L’homme s’efforça de l’aider un peu et il put le saisir sous les aisselles et le tirer sur les quelques marches qui descendaient à la cave. Deux épais rideaux de porte de bistrot faisaient office de coupe-froid, derrière lequel il découvrit une sorte de chambre de bonne. Des meubles de bric et de broc, une table, un lit, une table de toilette, un petit poêle à charbon, un tas de morceaux de bois récupérés dans les décombres. Le tuyau de poêle sortait par l’unique soupirail bouché avec une vieille couverture. Deux bougies éclairaient la pièce. Une femme dormait sur le lit ; sur la table, il y avait une bouteille de schnaps vide et une à demi-pleine.

— Où se trouve la Friedrichstrasse ? demanda-t-il à celui qu’il avait assis sur une vieille chaise de cuisine.

L’homme entonna la bouteille à moitié pleine et avala une longue gorgée.

— Bonne année, Allemagne ! bredouilla-t-il. Il fixait un œil sur Kälterer. Friedrichstrasse ? Tout est foutu, reste p’us rien.

Sa tête dodelinait à chaque mot.

— Ressaisissez-vous, mon vieux !

Le bonhomme sursauta.

— Deuxième à gauche, toujours tout droit et vous allez y… arriver, bégaya-t-il, lui désignant de l’index une vague direction.

— Merci, répondit Kälterer.

Il se glissa entre les rideaux et sortit du trou humide. Avec sa lampe de poche, il éclaira le mur au-dessus de l’entrée de la cave. Aucun nom, aucun numéro de rue n’indiquait que quelqu’un vivait ici. Haas devait certainement se cacher lui aussi dans une de ces habitations troglodytes, au milieu de maisons entièrement incendiées par les bombardements, au fond d’un quelconque trou de cave, sans eau courante, sans toilettes correctes, et surtout sans être recensé. Ils étaient déjà des milliers de sinistrés à vivre ainsi. Il était quasiment impossible de retrouver un meurtrier dans ces conditions.

Il monta dans sa voiture et démarra. Deux rues plus loin et il sut de nouveau où il était. Vingt minutes plus tard, il s’arrêtait Kochstrasse.

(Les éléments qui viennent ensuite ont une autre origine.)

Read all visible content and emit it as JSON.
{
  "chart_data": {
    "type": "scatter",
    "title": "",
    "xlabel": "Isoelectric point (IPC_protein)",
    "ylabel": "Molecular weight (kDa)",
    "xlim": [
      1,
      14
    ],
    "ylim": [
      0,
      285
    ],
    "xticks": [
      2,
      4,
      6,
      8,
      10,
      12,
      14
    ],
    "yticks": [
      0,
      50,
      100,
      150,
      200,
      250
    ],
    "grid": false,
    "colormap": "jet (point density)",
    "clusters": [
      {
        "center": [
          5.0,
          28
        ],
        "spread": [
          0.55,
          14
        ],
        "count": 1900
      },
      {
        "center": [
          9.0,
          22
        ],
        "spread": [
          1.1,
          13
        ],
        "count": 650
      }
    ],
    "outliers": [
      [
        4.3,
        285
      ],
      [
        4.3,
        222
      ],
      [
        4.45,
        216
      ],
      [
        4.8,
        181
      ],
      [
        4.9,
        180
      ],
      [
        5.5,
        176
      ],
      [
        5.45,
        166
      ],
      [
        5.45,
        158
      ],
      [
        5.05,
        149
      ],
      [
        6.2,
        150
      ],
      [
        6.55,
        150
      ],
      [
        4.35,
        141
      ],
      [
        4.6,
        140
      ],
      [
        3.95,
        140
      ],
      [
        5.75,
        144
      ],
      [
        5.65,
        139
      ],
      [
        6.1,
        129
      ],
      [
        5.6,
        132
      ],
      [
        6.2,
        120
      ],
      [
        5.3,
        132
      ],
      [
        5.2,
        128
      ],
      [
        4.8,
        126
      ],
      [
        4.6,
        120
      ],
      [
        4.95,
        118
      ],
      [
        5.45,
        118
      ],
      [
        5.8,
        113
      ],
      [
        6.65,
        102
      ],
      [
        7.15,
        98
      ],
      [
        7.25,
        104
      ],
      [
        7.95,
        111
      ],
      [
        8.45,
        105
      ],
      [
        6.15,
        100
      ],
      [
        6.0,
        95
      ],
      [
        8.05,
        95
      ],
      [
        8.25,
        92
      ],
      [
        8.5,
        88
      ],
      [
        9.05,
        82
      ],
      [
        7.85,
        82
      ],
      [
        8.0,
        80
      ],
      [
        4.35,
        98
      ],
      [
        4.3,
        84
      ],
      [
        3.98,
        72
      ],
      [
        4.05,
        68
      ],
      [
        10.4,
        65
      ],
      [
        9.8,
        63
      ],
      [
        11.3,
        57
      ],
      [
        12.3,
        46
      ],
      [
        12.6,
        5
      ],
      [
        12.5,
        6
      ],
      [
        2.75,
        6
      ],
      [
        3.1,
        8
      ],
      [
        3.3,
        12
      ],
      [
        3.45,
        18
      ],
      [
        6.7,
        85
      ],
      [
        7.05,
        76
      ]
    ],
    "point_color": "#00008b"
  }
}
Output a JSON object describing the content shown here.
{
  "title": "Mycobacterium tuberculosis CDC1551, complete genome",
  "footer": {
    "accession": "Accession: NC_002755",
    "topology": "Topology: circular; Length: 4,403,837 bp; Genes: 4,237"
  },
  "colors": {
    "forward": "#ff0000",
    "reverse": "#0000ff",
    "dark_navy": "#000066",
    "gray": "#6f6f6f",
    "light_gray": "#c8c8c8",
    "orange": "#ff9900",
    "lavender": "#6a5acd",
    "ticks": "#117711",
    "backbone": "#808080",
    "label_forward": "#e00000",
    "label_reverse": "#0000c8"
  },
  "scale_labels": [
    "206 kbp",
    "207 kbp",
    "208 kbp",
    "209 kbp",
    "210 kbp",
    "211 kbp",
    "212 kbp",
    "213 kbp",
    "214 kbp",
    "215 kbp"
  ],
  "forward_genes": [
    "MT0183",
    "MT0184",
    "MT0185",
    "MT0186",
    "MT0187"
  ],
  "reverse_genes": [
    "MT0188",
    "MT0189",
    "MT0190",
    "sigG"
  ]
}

La porte d’accès avait été forcée.

Il entra, sortit son arme et écouta. Rien ne bougeait. Il se réfugia derrière la porte, puis tâtonna le mur à la recherche du commutateur. Quand il tourna le bouton à ailettes en porcelaine, les lampes s’allumèrent avec un claquement sec. Il enleva le cran de sûreté de son parabellum, attendit que ses yeux se soient habitués à la lumière, puis bondit dans le couloir. Il avança prudemment, de bureau en bureau. Il n’y avait manifestement plus personne. Il était arrivé trop tard. Toutes les pièces avaient été fouillées, on avait renversé tous les tiroirs, jeté les papiers sur le sol. Papier à écrire à en-tête, notices individuelles du personnel, laissez-passer en blanc, formulaires de déclaration de résidence, tampons administratifs, cartes d’alimentation, livrets ouvriers, certificats de travail, bons d’essence jonchaient pêle-mêle le sol du couloir et des bureaux.

Il en était de même dans la pièce d’Inge. Les dossiers concernant les affaires commerciales de Karasek étaient éparpillés sur son bureau et sur le sol, la plupart dos en l’air comme si on les avait secoués puis tout simplement laissés tomber.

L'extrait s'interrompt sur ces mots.